Потом окружающий мир перестал существовать для Лиллианы, но в дальнем уголке сознания затаился страх, что, кроме острого наслаждения, которое они испытывают в объятиях друг друга, их больше ничто не связывает.

Какое будущее их ждет? Неужели Корбетт способен ласкать ее как жену в постели, а во всем остальном видеть в ней врага? Эта мысль поразила Лиллиану в самое сердце, словно удар кинжала. В отчаянии она прильнула к нему, охваченная одним желанием: чтобы он любил ее так же горячо, как она любила его, чтобы она ему была так же нужна, как он нужен ей.

На какое-то мгновение могло показаться, что порыв Лиллианы застал Корбетта врасплох, но его быстро воспламенила страсть, сжигавшая обоих на одном костре.

Лиллиана не помнила, как они оказались на твердой мерзлой земле; он держал ее у себя на коленях, крепко прижимая к себе.

— О, любовь моя, — прошептала она в забытьи, когда Корбетт, откинув ее накидку, горячей рукой провел по ее плечу.

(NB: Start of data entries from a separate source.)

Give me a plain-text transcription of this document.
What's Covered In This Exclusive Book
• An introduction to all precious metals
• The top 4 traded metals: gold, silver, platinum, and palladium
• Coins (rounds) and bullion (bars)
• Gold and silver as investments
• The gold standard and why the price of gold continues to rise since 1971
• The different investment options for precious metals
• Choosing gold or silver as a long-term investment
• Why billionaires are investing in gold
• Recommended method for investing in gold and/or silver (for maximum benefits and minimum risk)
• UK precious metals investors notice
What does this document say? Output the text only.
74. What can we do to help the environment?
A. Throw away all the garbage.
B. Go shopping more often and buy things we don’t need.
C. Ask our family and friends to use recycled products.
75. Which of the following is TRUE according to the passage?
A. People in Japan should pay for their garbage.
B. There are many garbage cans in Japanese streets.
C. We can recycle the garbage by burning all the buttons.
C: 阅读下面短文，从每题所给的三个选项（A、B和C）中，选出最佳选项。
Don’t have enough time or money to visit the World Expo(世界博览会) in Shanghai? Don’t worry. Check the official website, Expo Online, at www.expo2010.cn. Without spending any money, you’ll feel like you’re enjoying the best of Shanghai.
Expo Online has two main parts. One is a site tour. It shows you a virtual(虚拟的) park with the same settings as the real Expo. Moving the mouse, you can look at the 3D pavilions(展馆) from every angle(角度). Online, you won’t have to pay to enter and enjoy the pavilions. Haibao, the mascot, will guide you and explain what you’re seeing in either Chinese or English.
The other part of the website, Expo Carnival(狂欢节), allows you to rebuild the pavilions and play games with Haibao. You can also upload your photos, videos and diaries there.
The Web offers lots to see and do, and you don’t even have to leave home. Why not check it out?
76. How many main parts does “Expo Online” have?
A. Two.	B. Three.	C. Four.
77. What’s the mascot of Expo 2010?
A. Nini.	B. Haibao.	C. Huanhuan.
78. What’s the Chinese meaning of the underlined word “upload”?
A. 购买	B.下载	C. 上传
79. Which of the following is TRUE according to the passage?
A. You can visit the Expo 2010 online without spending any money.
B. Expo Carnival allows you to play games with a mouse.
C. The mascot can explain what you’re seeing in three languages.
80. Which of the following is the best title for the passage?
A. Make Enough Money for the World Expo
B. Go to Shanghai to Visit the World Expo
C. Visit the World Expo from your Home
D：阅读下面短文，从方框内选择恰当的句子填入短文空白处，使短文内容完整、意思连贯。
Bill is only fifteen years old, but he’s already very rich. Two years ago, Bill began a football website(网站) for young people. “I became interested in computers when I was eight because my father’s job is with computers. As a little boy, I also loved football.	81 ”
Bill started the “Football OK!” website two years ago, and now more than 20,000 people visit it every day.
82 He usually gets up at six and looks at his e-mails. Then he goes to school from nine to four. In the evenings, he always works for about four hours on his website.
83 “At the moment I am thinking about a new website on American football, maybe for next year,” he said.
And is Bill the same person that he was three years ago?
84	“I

Он снова начал целовать ее, но, едва она произнесла эти слова, он заколебался. Лиллиана почувствовала, что он опять весь подобрался, и открыла глаза. Корбетт пристально и угрюмо смотрел на нее пустыми серыми глазами, в которых не осталось и следа недавнего опьянения.

— Это я — любовь твоя?

Он произнес эти слова спокойно, но с такой холодной язвительностью, что Лиллиану от стыда бросило в краску. Не дождавшись от нее ответа, Корбетт еще подлил яда:

— А если не я, то кто же?

В ответ Лиллиана попыталась встать с его колен.

— С какой стати я должна кого-то любить? — резко бросила она, обескураженная неожиданным поворотом событий. — Ты-то уж наверняка никого не любишь!

— Вот как! Но ведь не я же шепчу такие нежные признания, — мягко заметил Корбетт, наблюдая, как Лиллиана, с трудом сохраняя равновесие, поднимается на ноги.

— Конечно, с чего бы ты стал это шептать.

Как ни была она рассержена, ее прерывающийся голос выражал боль, а не гнев. Нечаянно раскрыв перед ним самые искренние свои чувства и натолкнувшись на столь унизительную издевку, Лиллиана попыталась повернуться и уйти. Но Корбетт оказался проворнее. Точным движением он ухватил Лиллиану за юбку, не позволив ей отойти ни на шаг.

— Что ж, я так и думал. Ты действительно пытаешься удрать, чтобы уклониться от исполнения супружеских обязанностей.

Насмешливые слова обрушивались на Лиллиану словно удары, и она с трудом сдерживала слезы. Как уживается в нем такая нежность с такой жестокостью? Как он может ласкать ее с такой любовью — а потом обвинять в неверности, да еще без всяких оснований?

Прикованной к месту Лиллиане оставалось только одно: достойно ответить на его выпады.

— В мои супружеские обязанности не входит валяться с тобой в грязи!

— Твоя обязанность — угождать мужу.

— Очевидно, у меня это не получается.

Стремясь высвободиться, Лиллиана резко рванула юбку, не обращая внимания на треск рвущейся ткани.

Ей хотелось бежать как можно дальше и быстрее, лишь бы забиться в укромный уголок и дать волю горючим слезам. Но ведь это только лишний раз покажет Корбетту, как много он для нее значит. Придется удовольствоваться меньшим: неспешно отойти, сохраняя достоинство.

Лиллиана ушла не слишком далеко. Еще не доходя до дороги, она услышала топот могучего коня Корбетта. Решив нипочем не поддаваться на уловки мужа, она укрылась за липой, сделав вид, что собирает ветви падуба.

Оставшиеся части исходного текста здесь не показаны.